Jace obudził o świcie resztę mieszkańców Instytutu i zaciągnął ich do biblioteki, żeby
„opracować strategię bitwy”. Alec był jeszcze w piżamie, Isabelle w różowym peniuarze.
Hodge pił kawę z wyszczerbionego niebieskiego kubka. Tylko Jace wyglądał na naprawdę
rozbudzonego.
- Myślałem, że poszukiwania Kielicha są teraz w rękach Clave - dodał Alec.
- Lepiej, jeśli zajmiemy się tym sami - oświadczył niecierpliwym tonem Jace. - Hodge
i ja już omówiliśmy tę sprawę i właśnie tak postanowiliśmy.
- Dobrze. - Isabelle wetknęła za ucho warkocz przewiązany różową wstążką. - Ja
jestem gotowa.
- A ja nie - burknął Alec. - W mieście są teraz agenci Clave i szukają Kielicha.
Przekażcie im informację i niech zrobią, co do nich należy.
- To nie takie proste - powiedział Jace.
- Jest proste. - Alec zmarszczył brwi. - To nie ma nic wspólnego z nami, tylko z
twoim... uzależnieniem od niebezpieczeństwa.
Wyraźnie zirytowany Jace pokręcił głową.
- Nie rozumiem, dlaczego się ze mną kłócisz.
Bo nie chce, żeby coś ci się stało, pomyślała Clary, zdumiona jego
krótkowzrocznością. Jak mógł nie widzieć, co naprawdę dzieje się z Alekiem?
Z drugiej strony, ona też przegapiła to samo, jeśli chodzi o Simona. Jakie miała prawo
go oceniać?
- Dorothea, właścicielka Sanktuarium, nie ufa Clave - wyjaśnił Jace. - Wręcz ich
nienawidzi. Ufa tylko nam.
- Ufa mnie - odezwała się Clary. - Nie wiem, jak z tobą. Nie jestem pewna, czy w
ogóle cię lubi.
Jace ją zignorował.
- No, dalej, Alec. Będzie dobra zabawa. I pomyśl, jaka chwała na nas spłynie, jeśli
zwrócimy Kielich Anioła do Idrisu. Nasze nazwiska nigdy nie zostaną zapomniane.
- Nie zależy mi na chwale - odparł Alec, nie spuszczając wzroku z twarzy Jace'a. -
Zależy mi na tym, żeby nie robić nic głupiego.
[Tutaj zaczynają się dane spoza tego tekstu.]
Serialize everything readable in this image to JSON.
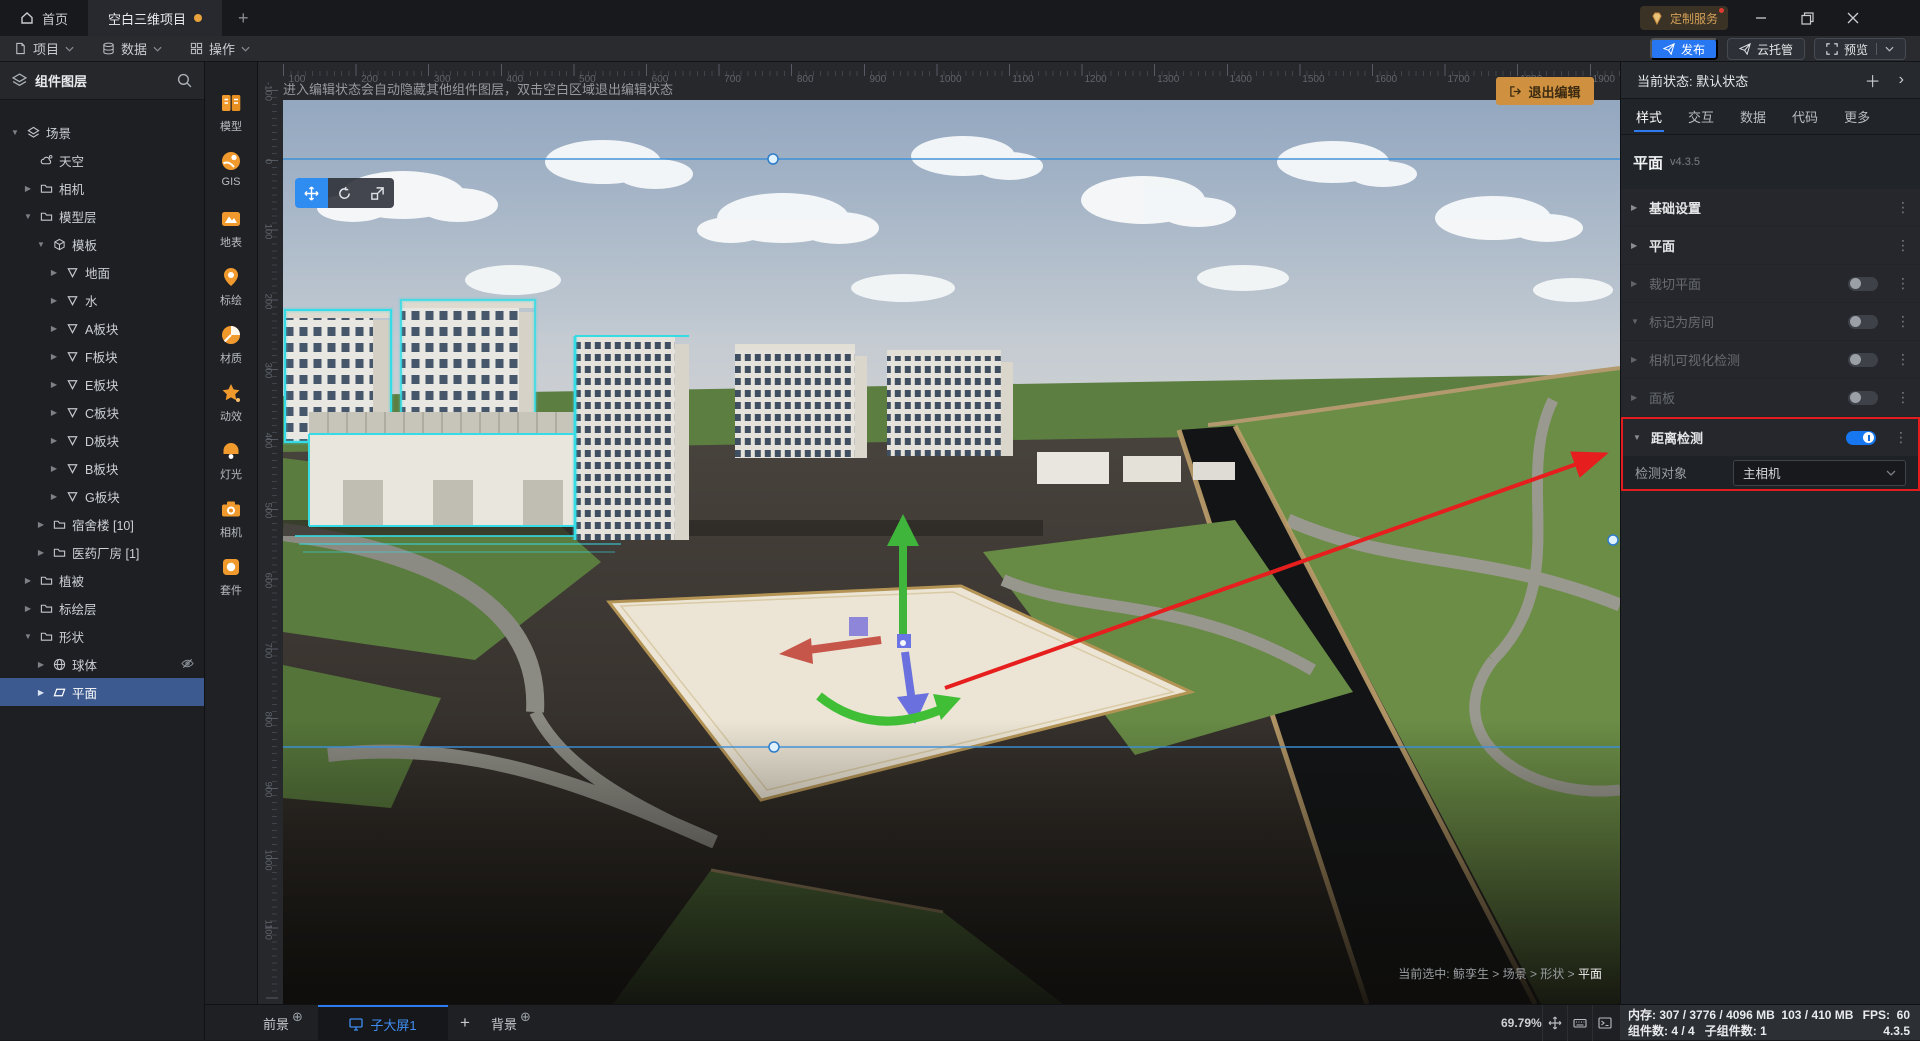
{
  "colors": {
    "accent": "#2E7BF0",
    "orange": "#F09A2E",
    "toggle_on": "#1677F0",
    "annotation_red": "#E31D1D",
    "selected_row": "#3C5A8F",
    "exit_button": "#CF9140",
    "neon_cyan": "#35DCE6"
  },
  "titlebar": {
    "home_tab": "首页",
    "project_tab": "空白三维项目",
    "new_tab": "+",
    "custom_service": "定制服务"
  },
  "menubar": {
    "items": [
      "项目",
      "数据",
      "操作"
    ],
    "publish": "发布",
    "cloud_host": "云托管",
    "preview": "预览"
  },
  "sidebar": {
    "title": "组件图层",
    "tree": [
      {
        "label": "场景",
        "level": 0,
        "caret": "down",
        "icon": "scene"
      },
      {
        "label": "天空",
        "level": 1,
        "caret": "none",
        "icon": "sky"
      },
      {
        "label": "相机",
        "level": 1,
        "caret": "right",
        "icon": "folder"
      },
      {
        "label": "模型层",
        "level": 1,
        "caret": "down",
        "icon": "folder"
      },
      {
        "label": "模板",
        "level": 2,
        "caret": "down",
        "icon": "cube"
      },
      {
        "label": "地面",
        "level": 3,
        "caret": "right",
        "icon": "nabla"
      },
      {
        "label": "水",
        "level": 3,
        "caret": "right",
        "icon": "nabla"
      },
      {
        "label": "A板块",
        "level": 3,
        "caret": "right",
        "icon": "nabla"
      },
      {
        "label": "F板块",
        "level": 3,
        "caret": "right",
        "icon": "nabla"
      },
      {
        "label": "E板块",
        "level": 3,
        "caret": "right",
        "icon": "nabla"
      },
      {
        "label": "C板块",
        "level": 3,
        "caret": "right",
        "icon": "nabla"
      },
      {
        "label": "D板块",
        "level": 3,
        "caret": "right",
        "icon": "nabla"
      },
      {
        "label": "B板块",
        "level": 3,
        "caret": "right",
        "icon": "nabla"
      },
      {
        "label": "G板块",
        "level": 3,
        "caret": "right",
        "icon": "nabla"
      },
      {
        "label": "宿舍楼 [10]",
        "level": 2,
        "caret": "right",
        "icon": "folder"
      },
      {
        "label": "医药厂房 [1]",
        "level": 2,
        "caret": "right",
        "icon": "folder"
      },
      {
        "label": "植被",
        "level": 1,
        "caret": "right",
        "icon": "folder"
      },
      {
        "label": "标绘层",
        "level": 1,
        "caret": "right",
        "icon": "folder"
      },
      {
        "label": "形状",
        "level": 1,
        "caret": "down",
        "icon": "folder"
      },
      {
        "label": "球体",
        "level": 2,
        "caret": "right",
        "icon": "globe",
        "hidden": true
      },
      {
        "label": "平面",
        "level": 2,
        "caret": "right",
        "icon": "plane",
        "selected": true
      }
    ]
  },
  "toolrail": {
    "items": [
      {
        "label": "模型",
        "icon": "model"
      },
      {
        "label": "GIS",
        "icon": "gis"
      },
      {
        "label": "地表",
        "icon": "terrain"
      },
      {
        "label": "标绘",
        "icon": "plot"
      },
      {
        "label": "材质",
        "icon": "material"
      },
      {
        "label": "动效",
        "icon": "effect"
      },
      {
        "label": "灯光",
        "icon": "light"
      },
      {
        "label": "相机",
        "icon": "camera"
      },
      {
        "label": "套件",
        "icon": "kit"
      }
    ]
  },
  "canvas": {
    "tip": "进入编辑状态会自动隐藏其他组件图层，双击空白区域退出编辑状态",
    "exit_edit": "退出编辑",
    "gizmo_tools": [
      "move",
      "rotate",
      "scale"
    ],
    "h_ruler": [
      100,
      200,
      300,
      400,
      500,
      600,
      700,
      800,
      900,
      1000,
      1100,
      1200,
      1300,
      1400,
      1500,
      1600,
      1700,
      1800,
      1900
    ],
    "v_ruler": [
      -100,
      0,
      100,
      200,
      300,
      400,
      500,
      600,
      700,
      800,
      900,
      1000,
      1100
    ],
    "selected_info": {
      "prefix_text": "当前选中: 鲸孪生 > 场景 > 形状 > ",
      "current": "平面"
    }
  },
  "inspector": {
    "state_label": "当前状态: 默认状态",
    "tabs": [
      "样式",
      "交互",
      "数据",
      "代码",
      "更多"
    ],
    "active_tab": "样式",
    "component_name": "平面",
    "component_version": "v4.3.5",
    "sections": [
      {
        "label": "基础设置",
        "caret": "right",
        "state": "normal"
      },
      {
        "label": "平面",
        "caret": "right",
        "state": "normal"
      },
      {
        "label": "裁切平面",
        "caret": "right",
        "state": "disabled",
        "toggle": "off"
      },
      {
        "label": "标记为房间",
        "caret": "down",
        "state": "disabled",
        "toggle": "off"
      },
      {
        "label": "相机可视化检测",
        "caret": "right",
        "state": "disabled",
        "toggle": "off"
      },
      {
        "label": "面板",
        "caret": "right",
        "state": "disabled",
        "toggle": "off"
      },
      {
        "label": "距离检测",
        "caret": "down",
        "state": "normal",
        "toggle": "on",
        "highlighted": true
      }
    ],
    "detection_field": {
      "label": "检测对象",
      "value": "主相机"
    }
  },
  "bottombar": {
    "foreground": "前景",
    "screens": [
      {
        "label": "子大屏1",
        "active": true
      }
    ],
    "add": "+",
    "background": "背景",
    "zoom": "69.79%"
  },
  "statusbar": {
    "memory_label": "内存:",
    "memory_value": "307 / 3776 / 4096 MB  103 / 410 MB",
    "fps_label": "FPS:",
    "fps_value": "60",
    "components_label": "组件数:",
    "components_value": "4 / 4",
    "children_label": "子组件数:",
    "children_value": "1",
    "version": "4.3.5"
  }
}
- Jednak w tym wypadku Jace ma rację - odezwał się Hodge. - Jeśli Clave pójdzie do
Sanktuarium, będzie katastrofa. Dorothea ucieknie z Kielichem i pewnie nigdy go nie
znajdziemy. Nie, Jocelyn wyraźnie chciała, żeby jedyną osobą, która będzie w stanie znaleźć
Kielich, była Clary.
- Więc niech idzie sama - skwitował Alec.
Nawet Isabelle wydała lekki okrzyk zaskoczenia. Jace, który opierał się rękami o
biurko, wyprostował się i spojrzał chłodno na Aleca. Tylko on może wyglądać wyniośle w
piżamie, pomyślała Clary.
- Jeśli boisz się Wyklętych, zostań w domu - powiedział cicho.
Alec zbladł.
- Nie boję się.
- W takim razie nie ma problemu, prawda? - Jace rozejrzał się po pokoju. - Działamy
wszyscy razem.
Alec wymamrotał coś pod nosem, a Isabelle energicznie pokiwała głową.
- Jasne. Będzie zabawnie.
- Nic nie wiem o zabawie, ale oczywiście wchodzę w to - oświadczyła Clary.
- Jeśli obawiasz się, że to niebezpieczne, nie musisz iść - wtrącił pospiesznie Hodge. -
Możemy zawiadomić Clave...
- Nie - przerwała mu Clary, zaskakując samą siebie. - Moja mama chciała, żebym to ja
znalazła Kielich, a nie Valentine czy oni. - „To nie przed potworami się ukrywała”,
powiedział Magnus. - Przynajmniej tyle mogę zrobić.
Hodge uśmiechnął się do niej.
- Na pewno wiedziała, że tak powiesz.
- Tak czy inaczej, nie martw się - powiedziała Isabelle.
Wszystko będzie dobrze. Poradzimy sobie z paroma Wyklętymi. Są szaleni, ale
niezbyt bystrzy.
- I dużo łatwiej się z nimi rozprawić niż z demonami - dodał Jace. - Nie są tacy
podstępni. Aha, będziemy potrzebowali samochodu. Najlepiej dużego.
- Po co? - zapytała Isabelle. - Nigdy wcześniej go nie potrzebowaliśmy.
- Nigdy nie byliśmy odpowiedzialni za niezwykle cenny przedmiot - wyjaśnił Jace. -
Nie chcę przewozić go metrem.
- Są taksówki - upierała się Isabelle. - I furgonetki do wynajęcia.
Jace pokręcił głową.
- Wolę mieć pełną kontrolę nad wszystkim. Nie chcę użerać się z taksówkarzami ani
firmami wynajmu samochodów, kiedy wykonujemy tak ważne zadanie.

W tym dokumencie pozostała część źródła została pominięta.